The outpouring of support for freedom of speech and Charlie Hebdo after the horrific Paris attacks would be so much more heartening if it were not for the hypocrisy or naivety – perhaps both – of so many who have proclaimed.
“Je suis Charlie” is the slogan. And a very good one it is too. I am confident I can use it since I make no effort to silence opposing views, no matter how much I abhor them. But the thousands who recently signed a petition to have Katie Hopkins arrested for “offensive” Twitter musings, or those who shout down any attempts of those who express the failures of multiculturalism have no business in calling themselves Charlie.
In addition, Nigel Farage was condemned by British politicians for his comments on just that, the failures of multiculturalism. He has been accused of making “political capital” out of the attacks by the Westminster cartel. I ask, when should such matters be discussed? Since politicians have done their utmost to avoid talking about them for many years, evident from the backlashes now seen in the polls, backlashes they deem to be “protest votes”.
Rest assured, the people who want the likes of Mrs Hopkins arrested, would never have affiliated themselves with the work of Charlie Hebdo before the massacre. I doubt very much whether they fully understand it now. It is nothing more than a bandwagon to portray their apparent liberalism. For these “liberals”, freedom of speech ends the moment they hear views they don’t like. The tolerance they preach soon morphs into something more akin to an agitated toddler in a pram. Charlie? Non.

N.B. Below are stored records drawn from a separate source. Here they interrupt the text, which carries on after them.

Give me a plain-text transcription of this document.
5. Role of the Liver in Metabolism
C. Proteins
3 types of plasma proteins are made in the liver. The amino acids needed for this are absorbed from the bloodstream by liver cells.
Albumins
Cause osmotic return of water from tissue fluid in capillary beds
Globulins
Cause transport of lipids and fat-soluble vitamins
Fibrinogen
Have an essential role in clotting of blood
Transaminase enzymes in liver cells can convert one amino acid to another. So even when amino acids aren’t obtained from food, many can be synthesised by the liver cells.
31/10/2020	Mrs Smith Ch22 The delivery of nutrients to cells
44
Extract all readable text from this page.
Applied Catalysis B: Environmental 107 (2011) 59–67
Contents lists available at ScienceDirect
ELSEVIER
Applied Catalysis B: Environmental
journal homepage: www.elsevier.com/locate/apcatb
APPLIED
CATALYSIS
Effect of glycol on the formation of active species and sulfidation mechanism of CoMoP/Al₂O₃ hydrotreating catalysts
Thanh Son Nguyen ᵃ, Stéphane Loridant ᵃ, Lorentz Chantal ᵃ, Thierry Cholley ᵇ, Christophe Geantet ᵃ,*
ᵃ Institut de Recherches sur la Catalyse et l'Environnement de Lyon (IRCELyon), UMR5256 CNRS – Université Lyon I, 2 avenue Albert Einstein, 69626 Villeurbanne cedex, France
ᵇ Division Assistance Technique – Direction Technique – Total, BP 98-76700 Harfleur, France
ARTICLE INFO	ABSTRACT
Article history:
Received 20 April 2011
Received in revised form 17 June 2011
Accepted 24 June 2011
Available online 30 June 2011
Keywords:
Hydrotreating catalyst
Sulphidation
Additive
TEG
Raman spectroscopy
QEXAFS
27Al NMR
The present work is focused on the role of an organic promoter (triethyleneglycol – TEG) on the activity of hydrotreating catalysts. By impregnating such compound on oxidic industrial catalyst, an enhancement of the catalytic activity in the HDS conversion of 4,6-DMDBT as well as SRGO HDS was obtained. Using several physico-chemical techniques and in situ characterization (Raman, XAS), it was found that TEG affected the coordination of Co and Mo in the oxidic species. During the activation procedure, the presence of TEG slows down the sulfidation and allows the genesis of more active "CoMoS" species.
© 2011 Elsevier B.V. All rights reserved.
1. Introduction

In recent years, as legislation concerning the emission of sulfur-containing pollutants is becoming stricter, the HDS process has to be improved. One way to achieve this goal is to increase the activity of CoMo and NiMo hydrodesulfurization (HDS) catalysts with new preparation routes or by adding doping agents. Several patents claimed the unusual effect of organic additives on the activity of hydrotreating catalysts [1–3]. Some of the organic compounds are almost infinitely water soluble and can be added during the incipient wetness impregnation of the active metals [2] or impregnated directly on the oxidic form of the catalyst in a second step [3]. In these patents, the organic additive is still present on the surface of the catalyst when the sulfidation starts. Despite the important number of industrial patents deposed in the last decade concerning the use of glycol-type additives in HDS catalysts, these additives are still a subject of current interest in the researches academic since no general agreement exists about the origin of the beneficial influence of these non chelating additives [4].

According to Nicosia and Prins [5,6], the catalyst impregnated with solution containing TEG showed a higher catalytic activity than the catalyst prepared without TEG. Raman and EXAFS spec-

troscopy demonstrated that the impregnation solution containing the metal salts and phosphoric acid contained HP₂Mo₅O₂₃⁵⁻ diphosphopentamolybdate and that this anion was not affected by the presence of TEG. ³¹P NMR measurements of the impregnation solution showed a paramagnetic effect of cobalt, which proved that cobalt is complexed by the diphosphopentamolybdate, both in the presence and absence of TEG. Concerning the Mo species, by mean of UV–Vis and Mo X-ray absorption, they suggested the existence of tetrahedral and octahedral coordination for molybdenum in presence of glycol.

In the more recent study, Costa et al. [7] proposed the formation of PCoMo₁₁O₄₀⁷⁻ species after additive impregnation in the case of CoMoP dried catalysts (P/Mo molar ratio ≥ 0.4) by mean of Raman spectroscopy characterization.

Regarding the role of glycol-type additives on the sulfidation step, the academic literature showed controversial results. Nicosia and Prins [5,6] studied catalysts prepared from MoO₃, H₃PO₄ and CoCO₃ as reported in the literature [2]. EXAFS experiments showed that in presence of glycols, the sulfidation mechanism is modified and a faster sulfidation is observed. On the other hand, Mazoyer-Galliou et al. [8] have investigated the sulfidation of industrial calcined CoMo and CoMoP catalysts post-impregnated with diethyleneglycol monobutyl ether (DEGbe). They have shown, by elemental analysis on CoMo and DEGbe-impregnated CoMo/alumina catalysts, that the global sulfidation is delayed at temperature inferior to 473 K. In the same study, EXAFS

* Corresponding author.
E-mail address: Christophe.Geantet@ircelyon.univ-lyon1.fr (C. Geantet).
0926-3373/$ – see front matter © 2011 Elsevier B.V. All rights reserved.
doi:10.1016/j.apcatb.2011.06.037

Nor do the French government have the right to call themselves Charlie. Within 48 hours of the initial attacks, President Francois Hollande was already seeking ways to ban Marine Le Pen’s Front National – the same party Charlie Hebdo regularly mocks with their cutting humour – from joining the solidarity marches in the French capital on Sunday in a display of both incompetence, and supreme ignorance. The newfound desire to press home the importance of freedom and liberty appears not to have lasted long.
The BBC. Well they’re not Charlie either. Live on Question Time, host David Dimbleby said: “Due care and consideration must be used regarding the use of religious symbols in images which may cause offence, the Prophet Muhammad must not be represented in any shape or form”. The public broadcaster, which is supposed to act in the interests of those who fund it, have taken it upon themselves to silence free speech via the form of censorship wherever they see fit. Is this a North Korean tribute act?
The British media have also let themselves down. Immensely. Instead of plastering the most controversial Charlie Hebdo cartoons over the newspaper front pages in an act of defiance, they meekly surrendered by not doing so. This form of cowardice is a sign of defeat – the hatred and fear spewed by the extremists serves to grant them the censorship they so desire. I highly doubt any decent practicing Muslim would protest against the necessity for the media to preach their right to free speech – indeed it is the honest Muslim who also suffers when the radicalised commit these acts.
Satire, as heinous as it may come across at times, is ultimately, just satire. The ability to mock and poke fun is essential to a free society, and wavering to those who look to block it is a grave injustice. Britain to an extent has already given in – there is no magazine published on these shores comparable to Charlie Hebdo. You may be offended by what satirists say, you may not think it’s “right”, but neither of those mean it shouldn’t be allowed.
The solidarity shown by the European people for their liberty in the wake of the attacks cannot fail to instill hope. But we must all heed our own words. To everyone who has considered themselves Charlie, ask yourself if you really do believe in all true freedom of speech entails. If you do, go forth. If not, I invite you to travel to any oppressive country which shares views similar to yours. I’ll even pay your air fare. One way, of course.